Miller feeders are boxes filled with syrup that are placed directly above beehives to provide bees with additional sustenance.
National size wooden miller feeders feature mesh ladders to provide greater access for bees while preventing bulging.
An inverted jar or can covering the inner cover hole works, but can cause robbing. Additionally, these boxes require you to suit up and disturb bees each time you need to refill them.
Frame feeders are beehive feeders designed to replace one of the frames in a beehive and feature a plastic reservoir to store syrup, as well as a ladder-type structure inside that prevents bees from drowning. Although more challenging to clean than some other types, frame feeders still work effectively and should be considered when weather conditions make foraging impossible or when you need protection against heat or cold.
This innovative new design incorporates stiffer walls that better maintain their shape, eliminating gaps where bees may enter and drown. Furthermore, its textured interior wall helps bees avoid building burr comb.
This feeder for bees is the best available. Featuring a wooden cap that snugly covers its top surface for rigidity and to exclude bees from accessing syrup directly, as well as to prevent comb build-up and make cleaning simpler, it makes this feeder perfect.
These feeders should be placed directly atop of the hive and allow bees to enter through circular holes on either side. You can fill these feeders with either liquid or solid food (but more effort may be required when filling solid ones), and include two inserts that form ladders so the bees do not drown in an emergency situation.
Filtered feeders are ideal for spring or stimulative feeding when slow-dripping syrup may provide benefits to the colony. Regular checks on these feeders should be conducted in order to detect cracking that could result in sugar water flooding into the hive and possibly killing bees.
Containers such as tin pails and plastic gallon buckets can be transformed into top feeders for beekeepers, while some also make their own from wood. Wooden feeders should always be treated with preservative before use to prevent sugar water spoilage prematurely and the wood becoming damp enough to host parasites like mites.
As its name implies, contact feeders consist of an enclosed container (typically mason jar) filled with liquid feed. They feature fine holes or gauze in the lid to allow bees to access it when inverted; any excess syrup then drips down and collects in another container to prevent waste or mold growth.

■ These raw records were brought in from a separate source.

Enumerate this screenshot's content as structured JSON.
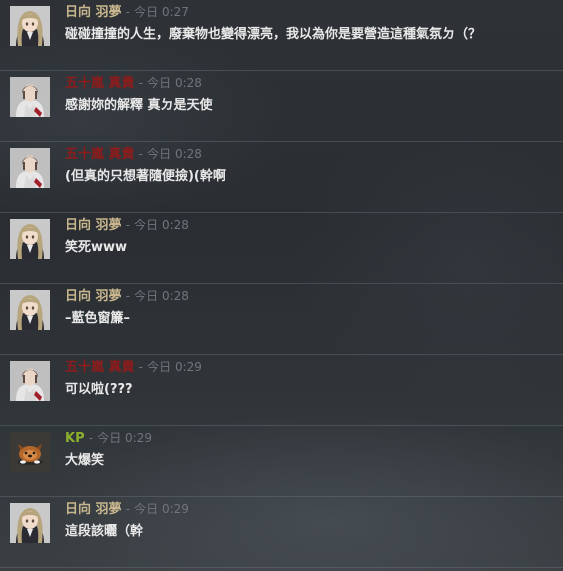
{
  "colors": {
    "hinata": "#c8b78e",
    "igarashi": "#8f1b1b",
    "kp": "#8db12d",
    "meta": "#6f757b",
    "text": "#e8e8e8"
  },
  "messages": [
    {
      "author": "日向 羽夢",
      "dash": "-",
      "time": "今日 0:27",
      "text": "碰碰撞撞的人生，廢棄物也變得漂亮，我以為你是要營造這種氣氛ㄉ（？",
      "avatar": "girl-avatar"
    },
    {
      "author": "五十嵐 真貴",
      "dash": "-",
      "time": "今日 0:28",
      "text": "感謝妳的解釋 真ㄉ是天使",
      "avatar": "boy-avatar"
    },
    {
      "author": "五十嵐 真貴",
      "dash": "-",
      "time": "今日 0:28",
      "text": "(但真的只想著隨便撿)(幹啊",
      "avatar": "boy-avatar"
    },
    {
      "author": "日向 羽夢",
      "dash": "-",
      "time": "今日 0:28",
      "text": "笑死www",
      "avatar": "girl-avatar"
    },
    {
      "author": "日向 羽夢",
      "dash": "-",
      "time": "今日 0:28",
      "text": "–藍色窗簾–",
      "avatar": "girl-avatar"
    },
    {
      "author": "五十嵐 真貴",
      "dash": "-",
      "time": "今日 0:29",
      "text": "可以啦(???",
      "avatar": "boy-avatar"
    },
    {
      "author": "KP",
      "dash": "-",
      "time": "今日 0:29",
      "text": "大爆笑",
      "avatar": "dog-avatar"
    },
    {
      "author": "日向 羽夢",
      "dash": "-",
      "time": "今日 0:29",
      "text": "這段該曬（幹",
      "avatar": "girl-avatar"
    }
  ]
}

An entrance feeder provides another method of feeding bees. It consists of an inverted feeding tray fitted into the hive entrance and an inverted syrup container attached. While these arrangements make monitoring and refilling simple, they’re less effective at deterring robbers from breaking in.
Dadant & Sons provides high-quality designs that are easy to use and clean – the ideal solution when conditions become such that bees cannot forage on their own or an unexpected predator attack occurs. These options help the bees defend against potential robbing attempts more effectively and are ideal when conditions make foraging impossible or to prevent an unexpected predator attack.
This rapid round top feeder is specifically designed to suit Flow Hives; it fits directly onto the inner cover beneath a pitched roof and holds one gallon of syrup. Made of plastic, its central hole lets bees enter, while a dome protects them from escape while providing gripping ridges for them to use when entering. Refills can be done without disturbing colony activity by simply removing its lid and inner cover for refill.
Frame feeders often need to be topped up, which can be an inconvenience for bees. A new design of feeder with an integrated cap and ladder has successfully addressed many of its drawbacks.